Whatever your stake in the Angels – you probably have none – Japanese youngster Shohei Ohtani has been an incredible story. The two-way player is hitting a whopping .289/.372/.535 as a rookie just making the move to the States … while also pitching to the tune of a 3.10 ERA and lovely peripherals.
It’s been great for the Angels, obviously, but more importantly, it’s been great for the sport. We’ve never seen anything like this in our lifetimes, and I wanted to keep seeing it.

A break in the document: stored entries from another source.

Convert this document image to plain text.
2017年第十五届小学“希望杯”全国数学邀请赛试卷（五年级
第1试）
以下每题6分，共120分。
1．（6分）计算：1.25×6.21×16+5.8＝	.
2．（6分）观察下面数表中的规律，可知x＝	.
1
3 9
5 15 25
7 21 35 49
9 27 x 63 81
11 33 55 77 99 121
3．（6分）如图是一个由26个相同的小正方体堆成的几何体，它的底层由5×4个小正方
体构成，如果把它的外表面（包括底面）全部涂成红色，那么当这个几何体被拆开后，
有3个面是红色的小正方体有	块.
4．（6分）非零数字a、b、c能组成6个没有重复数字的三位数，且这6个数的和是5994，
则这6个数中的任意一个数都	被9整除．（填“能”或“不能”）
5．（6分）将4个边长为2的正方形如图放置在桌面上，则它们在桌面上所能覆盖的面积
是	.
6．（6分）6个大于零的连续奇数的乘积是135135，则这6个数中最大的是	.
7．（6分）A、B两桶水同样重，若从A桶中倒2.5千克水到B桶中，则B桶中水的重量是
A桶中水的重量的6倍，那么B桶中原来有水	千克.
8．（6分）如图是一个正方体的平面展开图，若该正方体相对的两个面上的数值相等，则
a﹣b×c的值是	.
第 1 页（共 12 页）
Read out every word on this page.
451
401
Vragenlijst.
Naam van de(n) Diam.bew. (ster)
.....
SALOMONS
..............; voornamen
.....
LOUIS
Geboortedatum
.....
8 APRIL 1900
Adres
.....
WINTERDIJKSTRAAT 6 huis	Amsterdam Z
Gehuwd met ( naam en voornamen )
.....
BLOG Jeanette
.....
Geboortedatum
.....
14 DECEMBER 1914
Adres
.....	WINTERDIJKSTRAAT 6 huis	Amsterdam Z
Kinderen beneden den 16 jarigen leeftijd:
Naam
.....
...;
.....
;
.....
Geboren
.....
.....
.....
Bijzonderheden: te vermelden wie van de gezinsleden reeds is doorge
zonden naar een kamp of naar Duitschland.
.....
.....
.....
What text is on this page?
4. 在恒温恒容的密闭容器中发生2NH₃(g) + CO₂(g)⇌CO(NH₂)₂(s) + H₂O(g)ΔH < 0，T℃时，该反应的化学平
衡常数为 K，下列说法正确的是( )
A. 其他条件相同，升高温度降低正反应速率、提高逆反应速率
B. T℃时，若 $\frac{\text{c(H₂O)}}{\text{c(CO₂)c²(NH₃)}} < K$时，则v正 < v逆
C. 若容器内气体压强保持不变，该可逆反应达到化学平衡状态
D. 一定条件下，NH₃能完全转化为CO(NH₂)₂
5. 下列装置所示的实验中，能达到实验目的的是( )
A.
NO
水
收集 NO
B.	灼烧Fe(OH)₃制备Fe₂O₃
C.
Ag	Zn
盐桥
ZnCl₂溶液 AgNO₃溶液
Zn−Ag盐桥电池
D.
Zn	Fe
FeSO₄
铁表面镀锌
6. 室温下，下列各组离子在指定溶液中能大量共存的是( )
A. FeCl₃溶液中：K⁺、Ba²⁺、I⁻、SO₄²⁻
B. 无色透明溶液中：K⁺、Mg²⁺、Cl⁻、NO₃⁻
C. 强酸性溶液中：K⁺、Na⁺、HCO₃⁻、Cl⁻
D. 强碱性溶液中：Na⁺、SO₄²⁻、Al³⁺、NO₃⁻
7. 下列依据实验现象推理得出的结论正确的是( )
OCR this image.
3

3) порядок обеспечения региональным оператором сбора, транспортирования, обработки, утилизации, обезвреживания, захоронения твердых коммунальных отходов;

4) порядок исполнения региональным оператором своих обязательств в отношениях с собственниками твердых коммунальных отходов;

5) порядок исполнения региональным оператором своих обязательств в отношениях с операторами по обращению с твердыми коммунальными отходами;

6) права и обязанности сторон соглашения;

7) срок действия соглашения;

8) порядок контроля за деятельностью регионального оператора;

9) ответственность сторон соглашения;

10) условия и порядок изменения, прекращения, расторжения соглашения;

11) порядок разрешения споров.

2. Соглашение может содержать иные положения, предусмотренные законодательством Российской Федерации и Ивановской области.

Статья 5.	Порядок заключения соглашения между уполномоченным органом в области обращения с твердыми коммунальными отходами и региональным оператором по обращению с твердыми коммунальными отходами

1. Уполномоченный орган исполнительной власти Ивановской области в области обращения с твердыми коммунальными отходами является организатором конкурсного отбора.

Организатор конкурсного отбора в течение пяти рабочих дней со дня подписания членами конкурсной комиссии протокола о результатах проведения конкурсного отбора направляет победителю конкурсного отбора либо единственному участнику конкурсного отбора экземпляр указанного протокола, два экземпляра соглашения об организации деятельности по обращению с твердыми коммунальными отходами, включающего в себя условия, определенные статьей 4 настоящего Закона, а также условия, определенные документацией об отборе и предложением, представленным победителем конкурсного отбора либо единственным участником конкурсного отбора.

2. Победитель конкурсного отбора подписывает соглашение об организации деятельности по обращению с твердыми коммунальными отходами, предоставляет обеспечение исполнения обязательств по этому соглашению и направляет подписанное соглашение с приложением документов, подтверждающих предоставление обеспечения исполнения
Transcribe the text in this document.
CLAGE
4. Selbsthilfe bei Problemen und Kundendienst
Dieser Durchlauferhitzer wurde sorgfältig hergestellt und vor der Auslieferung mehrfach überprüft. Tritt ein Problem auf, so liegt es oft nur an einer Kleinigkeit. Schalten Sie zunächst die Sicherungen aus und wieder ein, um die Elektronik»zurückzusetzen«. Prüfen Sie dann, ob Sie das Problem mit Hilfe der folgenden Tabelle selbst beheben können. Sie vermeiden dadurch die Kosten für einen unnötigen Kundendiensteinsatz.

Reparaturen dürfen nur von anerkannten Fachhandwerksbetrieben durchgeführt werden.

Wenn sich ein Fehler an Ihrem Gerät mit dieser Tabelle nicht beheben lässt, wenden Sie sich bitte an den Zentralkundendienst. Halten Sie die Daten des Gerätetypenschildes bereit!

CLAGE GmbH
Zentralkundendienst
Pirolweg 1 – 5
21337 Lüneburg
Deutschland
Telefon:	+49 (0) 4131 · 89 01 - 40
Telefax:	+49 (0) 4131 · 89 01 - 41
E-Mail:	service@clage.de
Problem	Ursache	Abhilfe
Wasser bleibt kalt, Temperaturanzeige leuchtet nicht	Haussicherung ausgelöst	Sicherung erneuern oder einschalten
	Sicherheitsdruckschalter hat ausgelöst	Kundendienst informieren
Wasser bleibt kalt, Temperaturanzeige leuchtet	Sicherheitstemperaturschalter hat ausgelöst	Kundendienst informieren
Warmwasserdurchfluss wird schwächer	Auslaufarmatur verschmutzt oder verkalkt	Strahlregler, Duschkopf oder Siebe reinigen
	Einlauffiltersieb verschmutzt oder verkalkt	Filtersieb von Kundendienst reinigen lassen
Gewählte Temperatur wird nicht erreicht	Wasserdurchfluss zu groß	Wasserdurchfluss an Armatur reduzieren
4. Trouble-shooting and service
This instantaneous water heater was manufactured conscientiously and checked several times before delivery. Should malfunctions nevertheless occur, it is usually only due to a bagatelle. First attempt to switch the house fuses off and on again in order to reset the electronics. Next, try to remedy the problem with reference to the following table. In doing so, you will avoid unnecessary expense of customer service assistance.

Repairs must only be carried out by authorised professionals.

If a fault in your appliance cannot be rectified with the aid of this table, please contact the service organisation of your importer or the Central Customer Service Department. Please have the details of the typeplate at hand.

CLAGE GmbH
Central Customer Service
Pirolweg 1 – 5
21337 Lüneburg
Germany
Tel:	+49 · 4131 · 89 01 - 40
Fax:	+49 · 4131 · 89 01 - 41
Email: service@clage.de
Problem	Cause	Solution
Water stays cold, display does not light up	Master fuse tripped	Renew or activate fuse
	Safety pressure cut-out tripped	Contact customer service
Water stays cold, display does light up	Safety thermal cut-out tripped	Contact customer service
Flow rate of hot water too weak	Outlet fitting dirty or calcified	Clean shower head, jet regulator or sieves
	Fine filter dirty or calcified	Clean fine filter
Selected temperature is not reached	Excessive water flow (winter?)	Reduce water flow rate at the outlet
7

So I am very, very bummed out:
Shohei Ohtani will be placed on the disabled list with a grade 2 sprain of the UCL. He underwent a PRP and Stem Cell injection yesterday with Dr. Steve Yoon in Los Angeles. He will be re-evaluated in 3 weeks and we will update his plan of care at that time.
— Angels PR (@LAAngelsPR) June 8, 2018
At last word, Ohtani was dealing with a blister issue that was preventing him from pitching, but unless the blister is inside his elbow, then this is a different problem. A much more serious one.
A sprain is a stretching or tearing of a ligament, and the UCL is the ligament in a pitcher’s elbow that sometimes goes pop and requires Tommy John surgery. A small handful of pitchers have been able to rehab a partially torn UCL – in part with things like PRP and Stem Cell injections, like Ohtani apparently received – and it seems that’s the current hope for Ohtani.
Most of these situations, though, end in a Tommy John surgery. And if that happens, Ohtani will be lost for the rest of this season and much of next season, too (at least as a pitcher – it’s conceivable he could come back sooner as a DH, but how that would work with the need to rehab as a pitcher, I really don’t know … again, we’ve just never seen this kind of thing before).
Hopefully he can be one of those rare cases. He already is rare in so many ways, so maybe.
You may recall, by the way, that Ohtani was known to have a UCL issue even before finalizing his deal with the Angels, so there were some known risks here. Moreover, that elbow issue was rumored to be *the* reason the Cubs didn’t get Ohtani, with him fearing that playing in the outfield and pitching could be too risky. Seems like it wound up being a problem regardless.
In the end, a serious injury here is just such bad news for baseball. Not only do we not get Ohtani fun for a while now (maybe a very long while), but it also hurts the Angels’ chances of staying competitive while Mike Trout rides one of the best seasons in baseball history. Those kinds of storylines are good for the sport. And this one just got kicked in the elbow.